A point Ta-Nehisi Coates makes quite well:
Claiming that Harry Reid's comments are the same [as Lott's], is like claiming that referring to Jews as "Hebrews" is the same as endorsing Nazism. Whereas a reputable portion of black people still use the term Negro without a hint of irony, no black person thinks the guy yelling "Segregation Forever!" would have cured us of "all these problems."

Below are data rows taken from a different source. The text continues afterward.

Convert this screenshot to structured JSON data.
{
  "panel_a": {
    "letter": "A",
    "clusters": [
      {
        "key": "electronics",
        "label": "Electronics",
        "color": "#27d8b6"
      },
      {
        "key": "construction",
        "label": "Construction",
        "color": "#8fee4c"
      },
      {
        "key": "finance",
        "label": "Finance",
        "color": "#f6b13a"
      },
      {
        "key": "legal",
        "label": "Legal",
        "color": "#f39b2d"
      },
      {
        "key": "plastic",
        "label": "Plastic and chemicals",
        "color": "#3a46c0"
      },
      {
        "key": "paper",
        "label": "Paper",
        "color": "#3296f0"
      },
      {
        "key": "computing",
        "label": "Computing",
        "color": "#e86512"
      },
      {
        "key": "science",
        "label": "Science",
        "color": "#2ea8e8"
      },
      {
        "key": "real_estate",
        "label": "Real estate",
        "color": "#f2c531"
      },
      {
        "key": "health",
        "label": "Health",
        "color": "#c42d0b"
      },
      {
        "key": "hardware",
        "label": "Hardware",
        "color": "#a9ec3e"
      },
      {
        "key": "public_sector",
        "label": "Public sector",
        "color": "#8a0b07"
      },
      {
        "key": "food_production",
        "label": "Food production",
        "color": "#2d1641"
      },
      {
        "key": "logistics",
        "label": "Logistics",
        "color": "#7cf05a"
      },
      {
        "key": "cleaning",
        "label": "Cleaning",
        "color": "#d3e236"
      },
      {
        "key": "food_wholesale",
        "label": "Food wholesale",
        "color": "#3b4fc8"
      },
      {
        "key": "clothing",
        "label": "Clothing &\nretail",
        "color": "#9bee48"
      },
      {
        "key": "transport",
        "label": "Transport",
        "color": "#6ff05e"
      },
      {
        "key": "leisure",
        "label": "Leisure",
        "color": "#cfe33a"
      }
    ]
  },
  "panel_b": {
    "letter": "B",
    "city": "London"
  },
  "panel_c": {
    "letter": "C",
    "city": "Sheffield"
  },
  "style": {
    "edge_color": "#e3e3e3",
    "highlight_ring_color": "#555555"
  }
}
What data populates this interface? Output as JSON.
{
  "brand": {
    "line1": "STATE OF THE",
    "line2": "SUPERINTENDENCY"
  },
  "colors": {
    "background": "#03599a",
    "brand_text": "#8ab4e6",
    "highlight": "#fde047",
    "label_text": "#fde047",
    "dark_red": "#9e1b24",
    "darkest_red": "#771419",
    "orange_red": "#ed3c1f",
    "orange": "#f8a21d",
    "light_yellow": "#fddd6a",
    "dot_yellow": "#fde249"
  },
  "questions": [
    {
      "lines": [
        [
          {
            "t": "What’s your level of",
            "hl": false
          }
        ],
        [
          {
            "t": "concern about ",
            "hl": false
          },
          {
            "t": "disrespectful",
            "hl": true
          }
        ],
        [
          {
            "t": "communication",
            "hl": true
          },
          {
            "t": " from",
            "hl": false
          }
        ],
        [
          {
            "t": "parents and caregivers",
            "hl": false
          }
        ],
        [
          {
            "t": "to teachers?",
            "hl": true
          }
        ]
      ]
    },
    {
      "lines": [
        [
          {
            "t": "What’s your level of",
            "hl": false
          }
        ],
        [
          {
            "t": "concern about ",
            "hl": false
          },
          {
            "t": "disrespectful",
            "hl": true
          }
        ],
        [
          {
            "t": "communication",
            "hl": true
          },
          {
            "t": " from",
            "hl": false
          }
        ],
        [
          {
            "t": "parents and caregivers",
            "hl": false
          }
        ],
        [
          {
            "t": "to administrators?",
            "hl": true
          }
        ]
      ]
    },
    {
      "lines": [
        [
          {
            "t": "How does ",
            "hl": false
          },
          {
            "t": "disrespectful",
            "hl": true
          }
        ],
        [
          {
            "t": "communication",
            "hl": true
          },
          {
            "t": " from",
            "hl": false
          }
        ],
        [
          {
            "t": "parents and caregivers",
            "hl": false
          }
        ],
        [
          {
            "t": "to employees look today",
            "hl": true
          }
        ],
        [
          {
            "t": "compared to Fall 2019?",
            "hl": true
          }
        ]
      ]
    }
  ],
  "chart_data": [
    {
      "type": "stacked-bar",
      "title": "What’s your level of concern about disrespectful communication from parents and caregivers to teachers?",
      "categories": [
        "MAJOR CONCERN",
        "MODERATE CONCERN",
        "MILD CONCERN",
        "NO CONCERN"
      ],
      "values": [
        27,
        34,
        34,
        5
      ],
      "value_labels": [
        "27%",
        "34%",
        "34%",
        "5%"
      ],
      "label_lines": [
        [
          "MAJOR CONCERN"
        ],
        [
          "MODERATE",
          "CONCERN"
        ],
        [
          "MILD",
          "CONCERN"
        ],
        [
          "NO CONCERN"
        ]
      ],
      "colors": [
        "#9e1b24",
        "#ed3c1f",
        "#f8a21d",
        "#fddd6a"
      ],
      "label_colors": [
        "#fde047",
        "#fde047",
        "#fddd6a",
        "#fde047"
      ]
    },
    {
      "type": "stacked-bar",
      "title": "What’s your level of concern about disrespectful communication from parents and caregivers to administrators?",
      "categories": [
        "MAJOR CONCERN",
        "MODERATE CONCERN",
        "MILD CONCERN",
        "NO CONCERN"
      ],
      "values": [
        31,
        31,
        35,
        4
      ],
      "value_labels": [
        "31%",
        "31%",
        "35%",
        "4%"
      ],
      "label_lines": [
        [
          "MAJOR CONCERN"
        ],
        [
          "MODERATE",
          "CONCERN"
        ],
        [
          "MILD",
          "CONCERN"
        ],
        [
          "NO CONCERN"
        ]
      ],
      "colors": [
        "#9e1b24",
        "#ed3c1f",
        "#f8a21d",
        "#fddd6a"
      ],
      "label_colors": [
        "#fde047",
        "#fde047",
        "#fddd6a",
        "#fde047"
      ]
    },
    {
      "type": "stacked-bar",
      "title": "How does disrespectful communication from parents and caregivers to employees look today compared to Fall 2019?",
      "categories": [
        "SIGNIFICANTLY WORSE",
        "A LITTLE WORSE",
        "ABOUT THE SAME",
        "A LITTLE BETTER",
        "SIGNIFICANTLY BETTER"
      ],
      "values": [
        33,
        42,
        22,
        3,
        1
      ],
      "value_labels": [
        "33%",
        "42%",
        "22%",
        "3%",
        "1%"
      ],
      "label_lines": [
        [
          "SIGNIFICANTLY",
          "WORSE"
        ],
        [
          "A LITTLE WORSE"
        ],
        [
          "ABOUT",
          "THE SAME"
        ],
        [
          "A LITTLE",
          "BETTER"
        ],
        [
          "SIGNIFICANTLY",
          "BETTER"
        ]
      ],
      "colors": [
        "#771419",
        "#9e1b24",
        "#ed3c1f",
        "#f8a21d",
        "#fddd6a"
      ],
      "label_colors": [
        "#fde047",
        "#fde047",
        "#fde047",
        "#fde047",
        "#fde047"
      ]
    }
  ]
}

Leaving aside political cynicism, this entire affair proves that the GOP is not simply still infected with the vestiges of white supremacy and racism, but is neither aware of the infection, nor understands the disease. Listening to Liz Cheney explain why Harry Reid's comments were racist, was like listening to me give lessons on the finer points of the comma splice. This a party, rightly or wrongly, regarded by significant portions of the country as a haven for racists. They aren't simply having a hard time re-branding, they don't actually understand how and why they got the tag.

These guys are lost. But Michael Steele's "off the hook" strategy will, presumably, point the way back. Not for nothing, I offer the wise and venerable words of my people: Negro, please.

As I've come to realize, they really believe this shit. They genuinely think that this is how racial politics work. And they are going to be woefully disappointed when the Black community doesn't respond they way the GOP expects them to.

Or perhaps alternatively, this isn't about Black people at all. This isn't about trying to level the playing field in terms of competing for Black voters. This is about blurring the line for White voters, relying on the widespread White misconception of what racism is and what is and is not racism to think that Democrats and Republicans are essentially the same (because canvassing the Black community on the matter is, of course, out of the question).